Housing

Housing Double-Dip With Worse To Come

Home prices reached a double dip according to Case-Shiller. “Data through March 2011, released today by Standard & Poor’s for its S&P/Case-Shiller1 Home Price Indices, the leading measure of U.S. home prices, show that the U.S.National Home Price Index declined by 4.2% in the first quarter of 2011, after having fallen 3.6% in the fourth quarter of 2010. The National Index hit a new recession low with the first quarter’s data and posted an annual decline of 5.1% versus the first quarter of 2010. Nationally, home prices are back to their mid-2002 levels,” the firm reported.
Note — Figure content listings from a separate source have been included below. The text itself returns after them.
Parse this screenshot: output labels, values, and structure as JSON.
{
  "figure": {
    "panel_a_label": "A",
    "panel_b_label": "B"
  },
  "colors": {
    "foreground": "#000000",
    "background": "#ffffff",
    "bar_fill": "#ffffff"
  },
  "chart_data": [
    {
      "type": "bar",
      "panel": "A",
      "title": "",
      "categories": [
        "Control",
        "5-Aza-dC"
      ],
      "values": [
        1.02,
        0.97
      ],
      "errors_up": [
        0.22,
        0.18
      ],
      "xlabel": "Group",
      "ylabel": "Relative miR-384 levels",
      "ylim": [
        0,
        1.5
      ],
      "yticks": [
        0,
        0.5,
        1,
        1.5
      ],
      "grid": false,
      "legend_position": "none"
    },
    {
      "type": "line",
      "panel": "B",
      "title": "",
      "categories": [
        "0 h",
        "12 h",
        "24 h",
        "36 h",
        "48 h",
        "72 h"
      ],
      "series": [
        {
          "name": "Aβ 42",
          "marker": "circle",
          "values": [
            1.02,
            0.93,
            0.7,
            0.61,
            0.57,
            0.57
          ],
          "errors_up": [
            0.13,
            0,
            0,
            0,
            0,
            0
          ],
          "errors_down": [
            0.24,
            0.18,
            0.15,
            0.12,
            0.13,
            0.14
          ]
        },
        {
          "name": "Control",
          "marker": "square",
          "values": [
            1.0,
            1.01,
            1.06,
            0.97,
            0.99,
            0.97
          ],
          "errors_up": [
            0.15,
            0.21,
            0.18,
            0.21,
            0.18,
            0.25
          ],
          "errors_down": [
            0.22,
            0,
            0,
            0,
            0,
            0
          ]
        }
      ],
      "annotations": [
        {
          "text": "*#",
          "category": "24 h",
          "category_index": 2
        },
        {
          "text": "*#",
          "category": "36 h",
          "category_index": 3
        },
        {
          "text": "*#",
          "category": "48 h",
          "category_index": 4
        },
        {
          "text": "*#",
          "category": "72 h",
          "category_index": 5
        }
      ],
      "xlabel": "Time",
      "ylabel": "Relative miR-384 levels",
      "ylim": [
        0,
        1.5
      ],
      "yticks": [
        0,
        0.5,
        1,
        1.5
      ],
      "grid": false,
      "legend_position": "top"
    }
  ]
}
The markets hardest hit was Minneapolis, which was down 10% year-over-year in March. Prices were down 7.6% in Chicago, and Portland. Home prices fell 8.4% in Houston and 7.5% in Seattle, according to the Case-Shiller Composite of the 20 largest cities in the US.

The drop is almost certainly not over. The number of mortgages which are underwater is now about 20% of US home loans. These houses cannot be sold without their owners paying their banks at closing. Foreclosed homes sold by banks are nearly a quarter of the inventory in most months. These homes sell for a large discount to non-foreclosed properties.

Foreclosures have dropped a small amount in the last quarter, but this is primarily due to backlogs at financial firms caught in the robo-signing scandal. It is expected that there will be a surge of foreclosures once this issue is resolved. Experts estimate that the shadow inventory held by banks–foreclosed homes which have not come onto the market yet–at between 2 million and 3 million.

Finally, there is the issue of a slowing economy. Goldman Sachs has cut its forecast for US GDP growth twice in the last month. Weekly jobless claims filings have been above 400,000 for over a month, an indication that unemployment improvement has stalled.